US carrier Verizon launched its mobile 5G network in the US yesterday, a week early, as part of an attempt to scupper South Korean’s claim to be the first.
Claim and counterclaim: South Korea says it beat the US by a few hours because three of its carriers—SK Telecom, KT, and LG Uplus—launched 5G services at 11 p.m. local time on Wednesday. However, Verizon has dismissed this as a “PR stunt,” since the services were only launched for six celebrities rather than the public.
Early: Verizon launched a 5G service on the same day in parts of Chicago and Minneapolis, a week ahead of its planned launch date. Ordinary consumers in South Korea will be able to connect to 5G services starting tomorrow, when Samsung’s Galaxy S10 5G, the first smartphone with built-in 5G, goes on sale. China is sensibly yet to join the fight, but its carriers are surely not far behind.

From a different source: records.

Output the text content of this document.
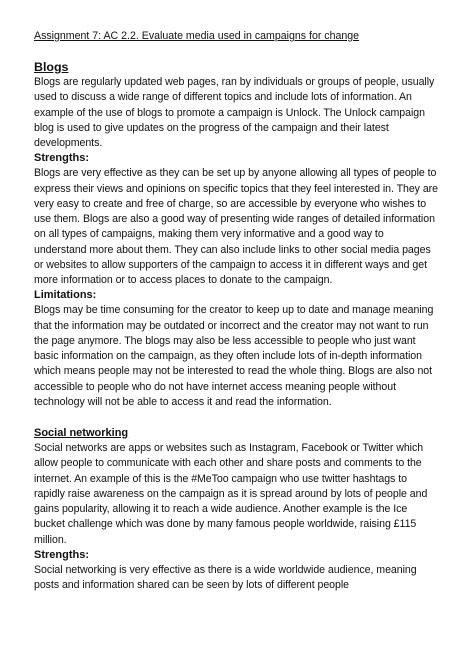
Assignment 7: AC 2.2. Evaluate media used in campaigns for change

Blogs

Blogs are regularly updated web pages, ran by individuals or groups of people, usually used to discuss a wide range of different topics and include lots of information. An example of the use of blogs to promote a campaign is Unlock. The Unlock campaign blog is used to give updates on the progress of the campaign and their latest developments.

Strengths:

Blogs are very effective as they can be set up by anyone allowing all types of people to express their views and opinions on specific topics that they feel interested in. They are very easy to create and free of charge, so are accessible by everyone who wishes to use them. Blogs are also a good way of presenting wide ranges of detailed information on all types of campaigns, making them very informative and a good way to understand more about them. They can also include links to other social media pages or websites to allow supporters of the campaign to access it in different ways and get more information or to access places to donate to the campaign.

Limitations:

Blogs may be time consuming for the creator to keep up to date and manage meaning that the information may be outdated or incorrect and the creator may not want to run the page anymore. The blogs may also be less accessible to people who just want basic information on the campaign, as they often include lots of in-depth information which means people may not be interested to read the whole thing. Blogs are also not accessible to people who do not have internet access meaning people without technology will not be able to access it and read the information.

Social networking

Social networks are apps or websites such as Instagram, Facebook or Twitter which allow people to communicate with each other and share posts and comments to the internet. An example of this is the #MeToo campaign who use twitter hashtags to rapidly raise awareness on the campaign as it is spread around by lots of people and gains popularity, allowing it to reach a wide audience. Another example is the Ice bucket challenge which was done by many famous people worldwide, raising £115 million.

Strengths:

Social networking is very effective as there is a wide worldwide audience, meaning posts and information shared can be seen by lots of different people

Who cares: If this all sounds faintly ridiculous to you, you’re not alone. The reason that countries, and companies, want to claim the mantle of “first to 5G” is it’s a potentially huge money-earner. Rather than getting bogged down in the arguments back and forth (fun though that is), focus on the main takeaway: 5G services are starting to launch.
Why this matters: People are mostly excited about the promise of ultra-fast 5G speeds: 500 to 1,500 megabits per second. That is many times faster than existing 4G speeds, which tend to be around 20 Mbps. This is the difference between downloading a movie in 20 minutes versus 20 seconds.